External experts confirm data leakage from GMO Payment Gateway clients’ websites
Payment Card Forensics say no other websites were affected apart from the two initially reported to have suffered data breaches.
About three weeks have passed since Japanese provider of payment processing services GMO Payment Gateway Inc (TYO:3769) admitted that it had detected a data leakage from two of the websites of its clients. The data leakage had reportedly affected the websites of the Tokyo Metropolitan Government and the Japan Housing Finance Agency.

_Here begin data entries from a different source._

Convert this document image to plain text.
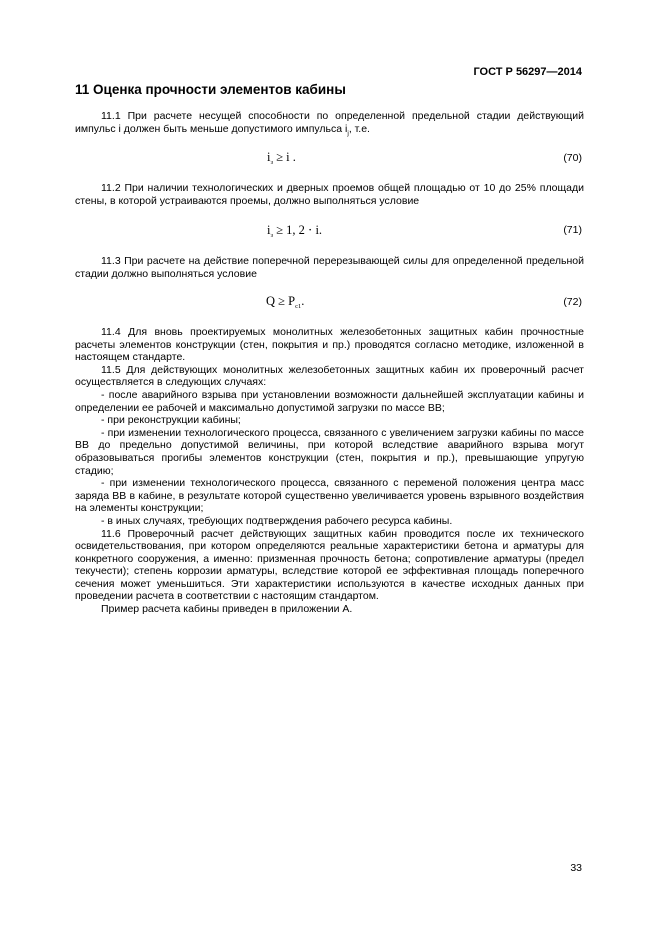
ГОСТ Р 56297—2014
11 Оценка прочности элементов кабины

11.1 При расчете несущей способности по определенной предельной стадии действующий импульс i должен быть меньше допустимого импульса $i_j$, т.е.

$i_з \ge i$ .	(70)

11.2 При наличии технологических и дверных проемов общей площадью от 10 до 25% площади стены, в которой устраиваются проемы, должно выполняться условие

$i_з \ge 1$, 2 ⋅ i.	(71)

11.3 При расчете на действие поперечной перерезывающей силы для определенной предельной стадии должно выполняться условие

$Q \ge P_{с1}$.	(72)

11.4 Для вновь проектируемых монолитных железобетонных защитных кабин прочностные расчеты элементов конструкции (стен, покрытия и пр.) проводятся согласно методике, изложенной в настоящем стандарте.

11.5 Для действующих монолитных железобетонных защитных кабин их проверочный расчет осуществляется в следующих случаях:

- после аварийного взрыва при установлении возможности дальнейшей эксплуатации кабины и определении ее рабочей и максимально допустимой загрузки по массе ВВ;

- при реконструкции кабины;

- при изменении технологического процесса, связанного с увеличением загрузки кабины по массе ВВ до предельно допустимой величины, при которой вследствие аварийного взрыва могут образовываться прогибы элементов конструкции (стен, покрытия и пр.), превышающие упругую стадию;

- при изменении технологического процесса, связанного с переменой положения центра масс заряда ВВ в кабине, в результате которой существенно увеличивается уровень взрывного воздействия на элементы конструкции;

- в иных случаях, требующих подтверждения рабочего ресурса кабины.

11.6 Проверочный расчет действующих защитных кабин проводится после их технического освидетельствования, при котором определяются реальные характеристики бетона и арматуры для конкретного сооружения, а именно: призменная прочность бетона; сопротивление арматуры (предел текучести); степень коррозии арматуры, вследствие которой ее эффективная площадь поперечного сечения может уменьшиться. Эти характеристики используются в качестве исходных данных при проведении расчета в соответствии с настоящим стандартом.

Пример расчета кабины приведен в приложении А.

33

Today, one of the companies hired by GMO PG to investigate the leakage – Payment Card Forensics, Inc., published an update on the progress of the investigation conducted by the external experts.
Putting it briefly, Payment Card Forensics’ team agrees with the findings of GMO Payment Gateway’s report into the case. The Payment Card Forensics’ report makes the following three points:
- Illegal access to the Tokyo Metropolitan Government credit card payment site for metropolitan tax was confirmed. The data leakage on March 10, 2017, concerned credit card numbers, expiration dates, mail addresses.
- Illegal access to credit card payment site for group life insurance rider of the Japan Housing Finance Agency was confirmed. The data leakage on March 10, 2017, affected information such as credit card payment registration dates, security codes, etc.
- Unauthorized access was not confirmed for any other website apart from the two websites just mentioned.
Payment Card Forensics was amid the external experts hired by GMO Payment Gateway to help it investigate the incident and take pre-emptive measures so that such data breaches do not happen in the future. Payment Card Forensics is one of the members of the “Recurrence Prevention Committee” formed on March 14, 2017.
The websites affected by the data leakage are still struggling to tackle the consequences of the incident. For instance, on March 29, 2017, the Japan Housing Finance Agency published an update on its website concerning the incident, informing customers that they will be mailed a special guide on what to do with regards to the data breach. The customers were asked to confirm any payments made, the payment procedure used, the receipt of the guide itself, etc.
The days following the data breach saw numerous fraudulent attempts to acquire more information from affected customers, as they have been contacted by scammers presenting themselves as representatives of GMO Payment Gateway, the Japan Housing Finance Agency and the Tokyo Metropolitan Government, offering people to “help them in the aftermath of the incident” and asking for personal details and card data.